Clearly, there are benefits in merely describing how economies behave over time.  However, some of the power of this technique is to argue what policies should be pursued to smooth out the rough periods of economic activity and avoid the excesses that lead to those growth instabilities (I’m avoiding the recession word because it frightens too many people). 

When economic growth is inadequate, as it clearly was early this decade, policies should provide substantial boosts to get growth slightly above sustainable rates.  Then some slowing in the impulse of those policies is needed to glide the economy onto that growth path before rising resource utilization begins to create price distortions. 

We are dealing with human behavior, so no one can perfectly administer this policy.  However, the form of policy is relatively clear.  Just as a rocket needs maximum thrust to get off earth and then makes small maneuvers as it approaches the desired orbit to attain the desired speed, the same is true of policy. 

Early in this decade, policy was on target.  Massive tax cuts and over-night interest rates well below the rate of inflation injected massive boosts to the system.  Finally, in the four quarters of 2003, growth reached 4.3 percent, clearly above the sustainable growth target.  Because inflation appeared to be slowing to a low of just over 1 percent for the core by the end of that year, there appeared to be no reason to slow the heavy doses. 

However, the stimuli generated serious commodity price surges in the spring of 2004.  The Fed was slow on the uptake, while the Treasury saw no reason to be involved in deficit reduction (and still does not).  The result was a shift from deflation concerns to a modest inflationary sizzle in commodities. 

Furthermore, the Fed had a problem.  Overnight rates had declined so far that a major slowing in the monetary thrust would require percentage changes in interest rates that might shock the monetary system.  Thus, the Fed established a “measured” pace for its rate increases. 

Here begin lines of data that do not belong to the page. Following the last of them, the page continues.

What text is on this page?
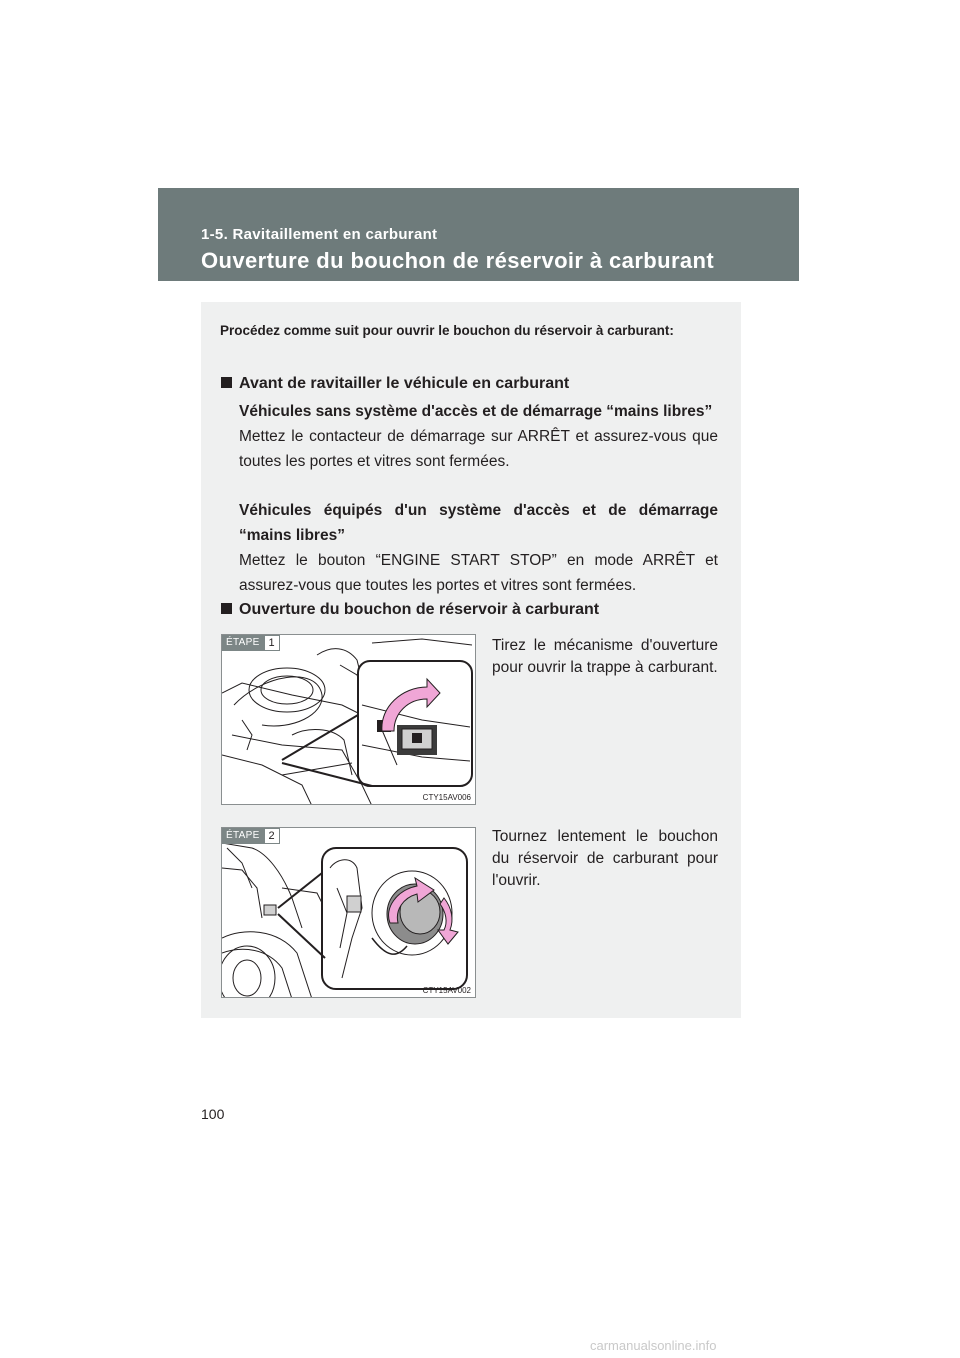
1-5. Ravitaillement en carburant
Ouverture du bouchon de réservoir à carburant
Procédez comme suit pour ouvrir le bouchon du réservoir à carburant:
Avant de ravitailler le véhicule en carburant
Véhicules sans système d'accès et de démarrage “mains libres”
Mettez le contacteur de démarrage sur ARRÊT et assurez-vous que toutes les portes et vitres sont fermées.
Véhicules équipés d'un système d'accès et de démarrage “mains libres”
Mettez le bouton “ENGINE START STOP” en mode ARRÊT et assurez-vous que toutes les portes et vitres sont fermées.
Ouverture du bouchon de réservoir à carburant
ÉTAPE 1
CTY15AV006
Tirez le mécanisme d'ouverture pour ouvrir la trappe à carburant.
ÉTAPE 2
CTY15AV002
Tournez lentement le bouchon du réservoir de carburant pour l'ouvrir.
100
carmanualsonline.info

The growth rate did slow slightly, to 3.9 percent in the latest four quarters.  However, this is still above that sustainable rate, as the rise in utilization rates of resources clearly shows.  More significantly, commodity inflation began to spill into housing inflation (which already had become a problem in other parts of the world).

We probably cannot maintain a stable growth path with unsustainable price growth, even in assets.  Indeed, we may have proved that when the stock market bubble burst as the century began.  And double digit price gains for housing clearly are not sustainable in a low inflation environment. 

We know what the Fed has done-a quarter point increase at every meeting.  What should they have done?

They might have started with a quarter point to signal a policy shift and then stepped up quickly to a half point change the next meeting, a full point the meeting after and then began to slow the rate gains as overnight money approached sustainable inflation adjusted rates. 

Instead, they are wondering why the simmering inflation pot is beginning to boil.  They are signaling that they may need to be more aggressive to insure inflation does not become a part of economic decisions.  (With 236,000 open contracts in crude petroleum and nearly 9 percent of all new houses being resold without ever being occupied, inflation fears already have motivated some people). 

When I taught business cycles decades ago, I always declared that the Fed began with baby steps and  ended its moves with a bang.  Instead, they should have started their moves with a bang and ended with a whimper.   

Oh well, this policy day started more promising than the last, but I’m beginning to hear Cher in the background (the music that indicated Bill Murray needed to try again).